The Content-Length is never set in the http header. When a request fails the download_size is -1 (expected), when the same request does not fail the download_size is set to some number. However, there are many cases where the download_size is not set and the response does not fail.

Upvotes: 1

Views: 2156

Answers (2)

Rob
Rob

Reputation: 437862

This is not a great way to initiate 20 requests because:

  1. The requests operate concurrently, and thus if you don't have some class that encapsulates all of the response data and the like from the individual requests, your app can be confusing the response data from various requests;

  2. Because they happen concurrently and because iOS only allows five concurrent requests to a given server, it will delay (and possibly timeout) the others.

You have a bunch of different approaches, but you probably:

  • You might want to be doing this network stuff on a background queue;

  • If you want concurrent operations (and there's an observable performance benefit from doing so), you could use NSOperationQueue to have concurrent operations, but limit how many concurrent operations are ongoing (to 4 or 5) with the use of maxConcurrentOperationCount.
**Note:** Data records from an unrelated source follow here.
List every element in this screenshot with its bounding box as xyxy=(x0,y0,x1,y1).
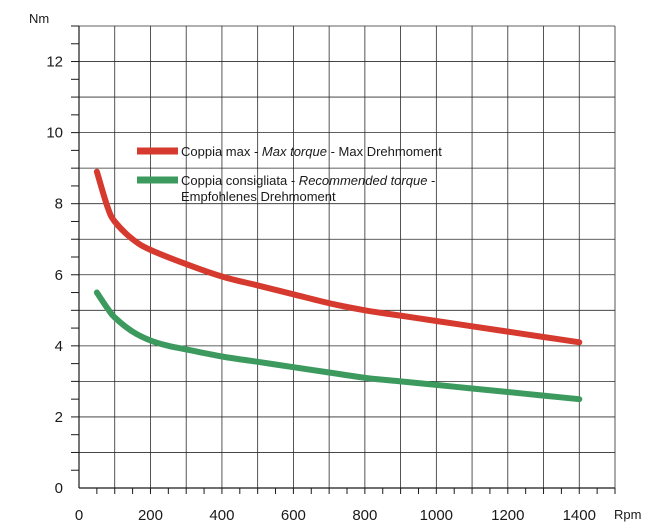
legend-label-1: Coppia max - Max torque - Max Drehmoment xyxy=(181,144,442,159)
x-tick-label: 1400 xyxy=(563,507,596,524)
x-tick-label: 1200 xyxy=(491,507,524,524)
x-tick-label: 800 xyxy=(352,507,377,524)
legend-label-part: Coppia consigliata - xyxy=(181,173,295,188)
x-tick-label: 600 xyxy=(281,507,306,524)
series-line-2 xyxy=(93,289,583,403)
axes xyxy=(78,26,615,489)
x-axis-label: Rpm xyxy=(614,507,641,522)
legend-label-2: Coppia consigliata - Recommended torque … xyxy=(181,173,435,188)
y-tick-label: 12 xyxy=(46,54,63,71)
series-line-1 xyxy=(93,168,583,346)
x-tick-label: 200 xyxy=(138,507,163,524)
y-tick-label: 8 xyxy=(55,196,63,213)
legend-label-part: - Max Drehmoment xyxy=(327,144,442,159)
legend: Coppia max - Max torque - Max Drehmoment… xyxy=(137,144,442,204)
legend-label-part: Coppia max - xyxy=(181,144,258,159)
grid xyxy=(79,25,616,488)
series xyxy=(93,168,583,403)
y-tick-label: 10 xyxy=(46,125,63,142)
y-axis-label: Nm xyxy=(29,11,49,26)
legend-label-part: Recommended torque xyxy=(295,173,427,188)
legend-label-part: Max torque xyxy=(258,144,327,159)
x-tick-label: 0 xyxy=(75,507,83,524)
legend-label-part: - xyxy=(427,173,435,188)
y-tick-label: 2 xyxy=(55,409,63,426)
y-tick-label: 0 xyxy=(55,480,63,497)
y-tick-label: 6 xyxy=(55,267,63,284)
y-tick-label: 4 xyxy=(55,338,63,355)
ticks: 0 2 4 6 8 10 12 0 200 400 600 800 1000 1200 1400 xyxy=(46,25,616,524)
legend-label-2-line2: Empfohlenes Drehmoment xyxy=(181,189,336,204)
x-tick-label: 1000 xyxy=(420,507,453,524)
x-tick-label: 400 xyxy=(209,507,234,524)
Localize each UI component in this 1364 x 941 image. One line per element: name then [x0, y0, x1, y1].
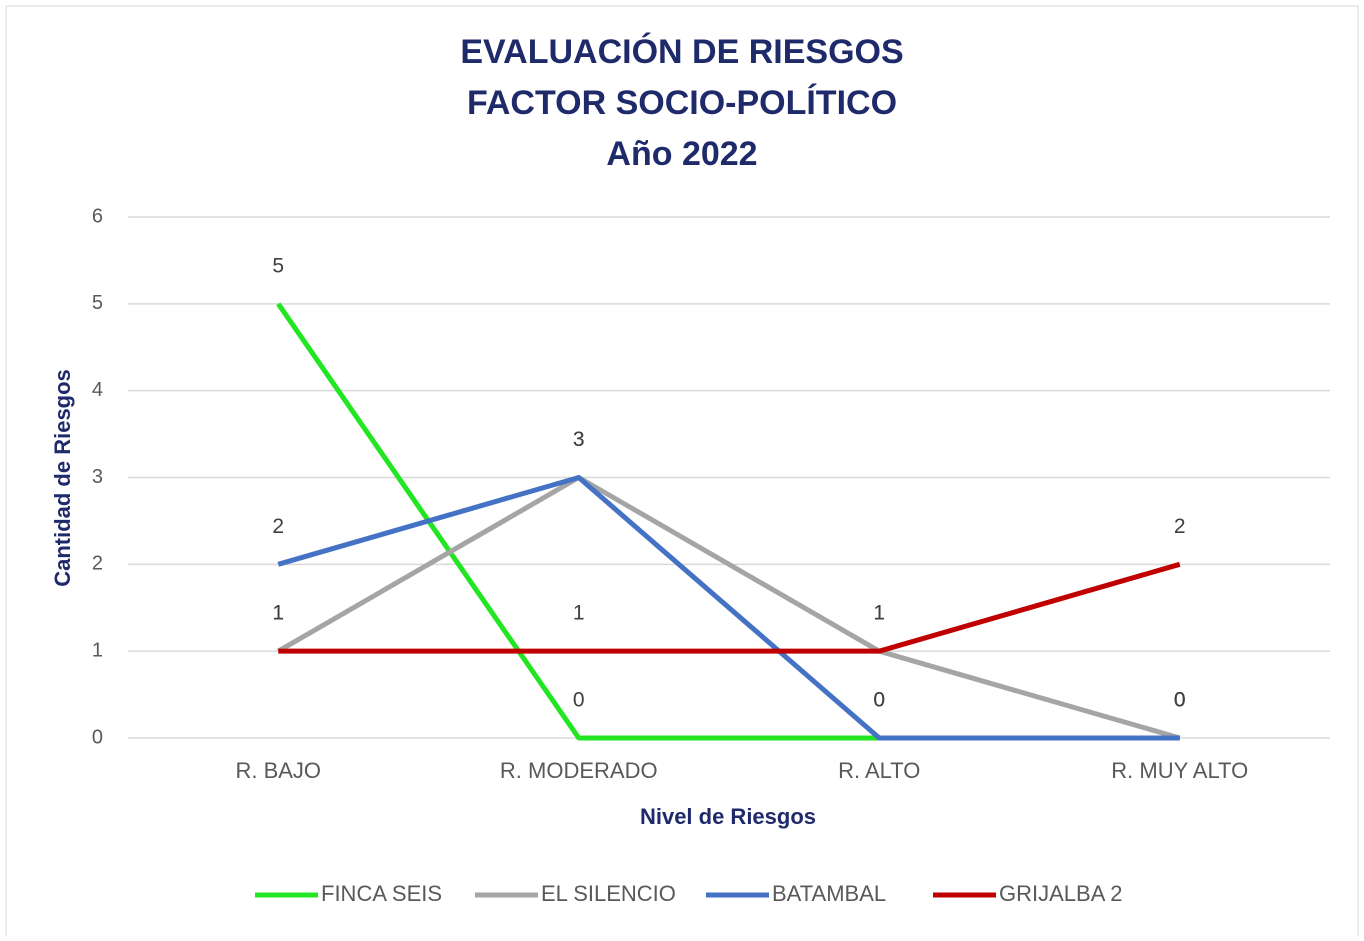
- legend-label: GRIJALBA 2: [999, 881, 1123, 906]
- data-label: 2: [272, 515, 284, 538]
- series-line: [276, 475, 1181, 741]
- x-tick-label: R. MODERADO: [500, 758, 658, 783]
- data-label: 0: [1174, 689, 1186, 712]
- y-tick-label: 0: [92, 726, 103, 748]
- data-label: 1: [272, 602, 284, 625]
- data-label: 1: [873, 602, 885, 625]
- y-tick-label: 5: [92, 292, 103, 314]
- data-label: 2: [1174, 515, 1186, 538]
- y-axis-label: Cantidad de Riesgos: [50, 369, 75, 587]
- data-label: 0: [1174, 689, 1186, 712]
- data-label: 0: [1174, 689, 1186, 712]
- y-tick-label: 2: [92, 553, 103, 575]
- data-label: 0: [873, 689, 885, 712]
- legend-label: BATAMBAL: [772, 881, 886, 906]
- data-label: 1: [873, 602, 885, 625]
- data-label: 3: [573, 428, 585, 451]
- y-tick-label: 6: [92, 205, 103, 227]
- data-label: 0: [573, 689, 585, 712]
- data-label: 3: [573, 428, 585, 451]
- data-label: 1: [272, 602, 284, 625]
- chart-title: Año 2022: [606, 135, 757, 173]
- chart-title: FACTOR SOCIO-POLÍTICO: [467, 84, 897, 122]
- y-tick-label: 4: [92, 379, 103, 401]
- x-tick-label: R. ALTO: [838, 758, 920, 783]
- data-label: 0: [873, 689, 885, 712]
- y-tick-label: 1: [92, 639, 103, 661]
- y-tick-label: 3: [92, 466, 103, 488]
- chart-border: [5, 5, 1359, 941]
- x-tick-label: R. BAJO: [235, 758, 321, 783]
- series-line: [278, 561, 1181, 654]
- legend-label: FINCA SEIS: [321, 881, 442, 906]
- x-tick-label: R. MUY ALTO: [1111, 758, 1248, 783]
- x-axis-label: Nivel de Riesgos: [640, 804, 816, 829]
- series-line: [277, 475, 1180, 741]
- data-label: 5: [272, 254, 284, 277]
- legend-label: EL SILENCIO: [541, 881, 676, 906]
- chart-title: EVALUACIÓN DE RIESGOS: [460, 33, 903, 71]
- data-label: 1: [573, 602, 585, 625]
This process is trivial if you're using synchronous network operations in these background operations, but surprisingly complicated if you use asynchronous network operations with your own delegate methods in the background queue, though.

  • If you really need (a) to use the asynchronous network calls using your own delegate methods (e.g. updating progress views, streaming protocols, etc.); and (b) you want to enjoy concurrent operations, it will be considerably easier to use AFNetworking than it will be to write your own. I went through this exercise of writing my own, but having done that exercise once, I now more fully appreciate what AFNetworking brings to the table.

Sure, you could get around all of this by managing your own array of pending network requests, initiate the first one, and have the connectionDidFinishLoading and/or didFailWithError kick off the next one in your queue, but you lose the performance gain of concurrency. But it is one simple work-around.

Upvotes: 1

matt
matt

Reputation: 535526

I do hope you are use separate objects here. You are saying

NSURLConnection *connection = 
  [[NSURLConnection alloc] initWithRequest:request 
     delegate:self startImmediately:YES];

Well, I sure hope those are 20 different self objects. You must not expect this to work with a single object acting as the delegate for all 20 requests simultaneously!